Alice in Wonderland
Tim Burton’s Alice in Wonderland is as dark and visually arresting as we’ve come to expect from the director, yet not quite as emotionally involving as his very best work.
A sequel of sorts that takes in elements of both Lewis Carroll’s Alice’s Adventures in Wonderland and Through The Looking Glass, it finds Alice as a teenager returning to Underland, which has long since fallen into the tyrannical grip of the Red Queen. In order to restore the White Queen to the throne, Alice must defeat the fearsome Jabberwocky.
Burton’s film has plenty to recommend it, including a fine central performance from young Mia Wasikowska that channels teenage angst, insecurity and petulance very well. She’s clearly a big star in the making.
Johnny Depp is suitably loony as The Mad Hatter, Helena Bonham Carter excels as the Red Queen, and there’s strong vocal support from the likes of Michael Sheen, Alan Rickman and Stephen Fry in several iconic roles.
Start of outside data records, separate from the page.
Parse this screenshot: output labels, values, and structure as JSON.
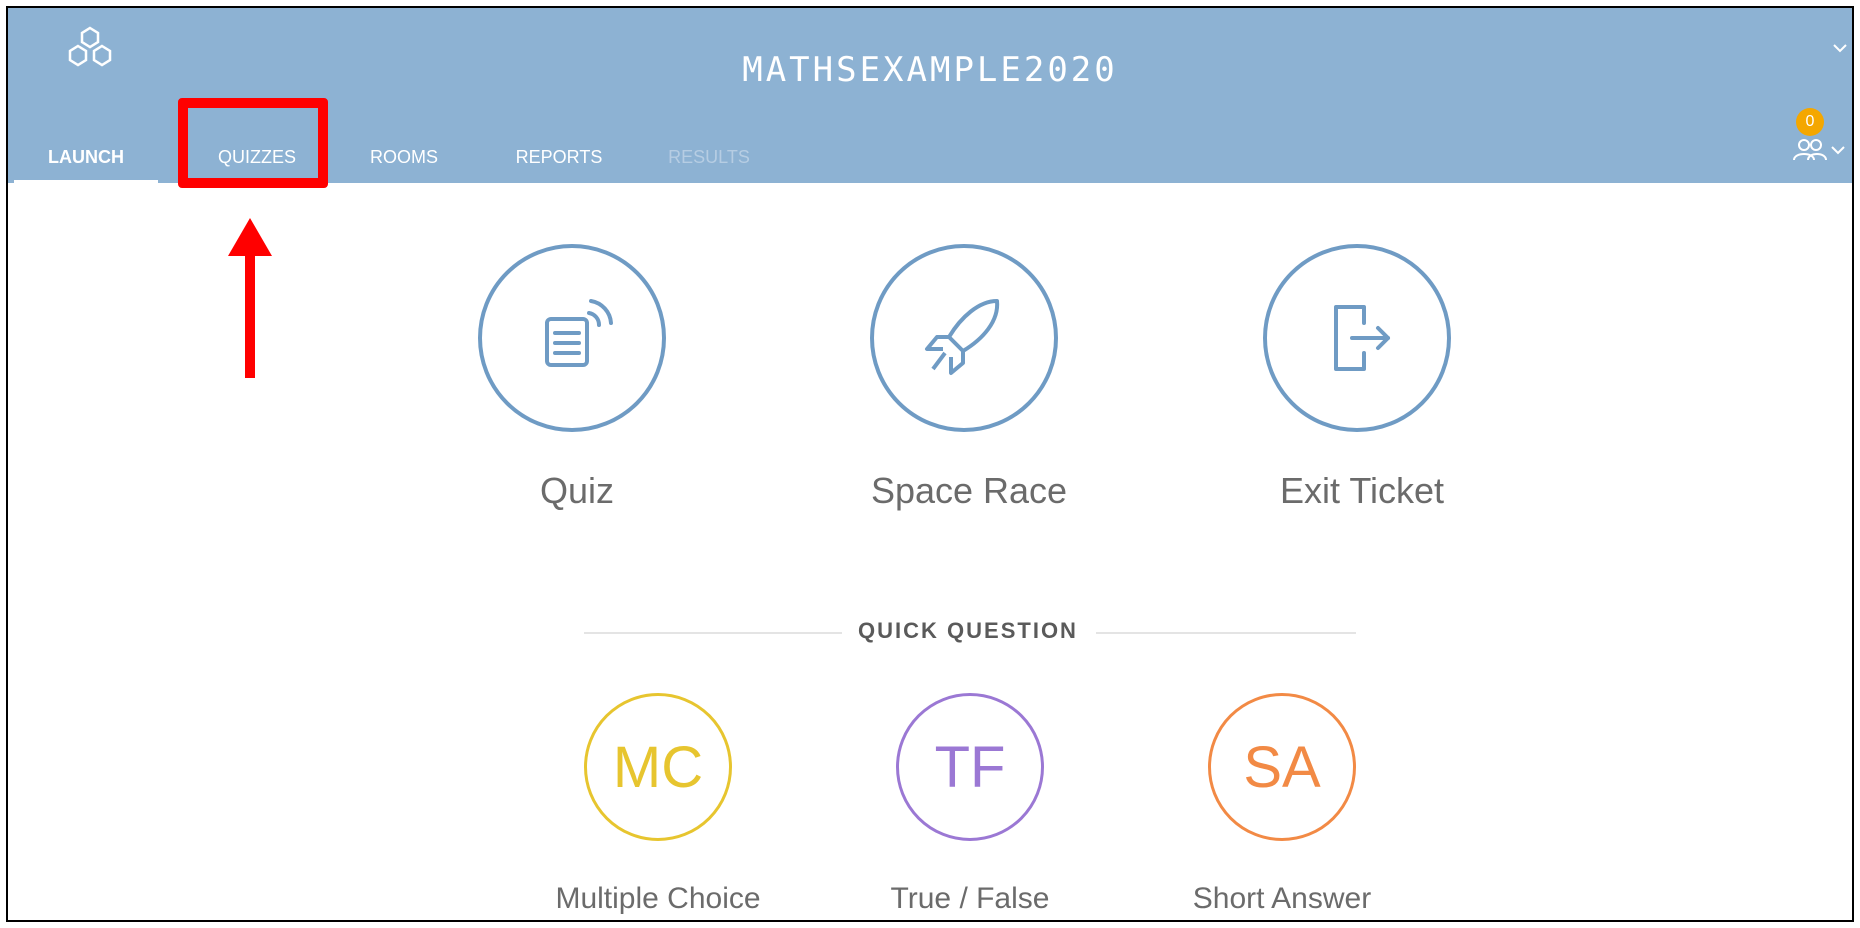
{
  "header": {
    "title": "MATHSEXAMPLE2020",
    "logo_icon": "hexagon-network-logo-icon",
    "background_color": "#8db2d3"
  },
  "tabs": [
    {
      "label": "LAUNCH",
      "active": true
    },
    {
      "label": "QUIZZES",
      "highlighted": true
    },
    {
      "label": "ROOMS"
    },
    {
      "label": "REPORTS"
    },
    {
      "label": "RESULTS",
      "disabled": true
    }
  ],
  "user_menu": {
    "badge_count": "0",
    "icon": "users-icon",
    "badge_color": "#f4a700"
  },
  "launch_options": [
    {
      "label": "Quiz",
      "icon": "quiz-document-broadcast-icon"
    },
    {
      "label": "Space Race",
      "icon": "rocket-icon"
    },
    {
      "label": "Exit Ticket",
      "icon": "exit-door-icon"
    }
  ],
  "quick_question": {
    "title": "QUICK QUESTION",
    "options": [
      {
        "abbr": "MC",
        "label": "Multiple Choice",
        "color": "#e7c52f"
      },
      {
        "abbr": "TF",
        "label": "True / False",
        "color": "#9b78d4"
      },
      {
        "abbr": "SA",
        "label": "Short Answer",
        "color": "#f28a45"
      }
    ]
  },
  "annotation": {
    "highlight_color": "#ff0000"
  }
}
The 3D visuals, meanwhile, help to create a lavish Underland that younger viewers, especially, will enjoy immersing themselves in.
Yet the effects also contribute to the film’s biggest failing, occasionally feeling unnecessary and at the expense of some characters. It means that Burton’s film falls some way short of achieving the lasting emotional connection that made Carroll’s text so enduring.
But in the main, this is an enjoyable experience that expertly balances many of Burton’s trademarks with the classic elements of his source material.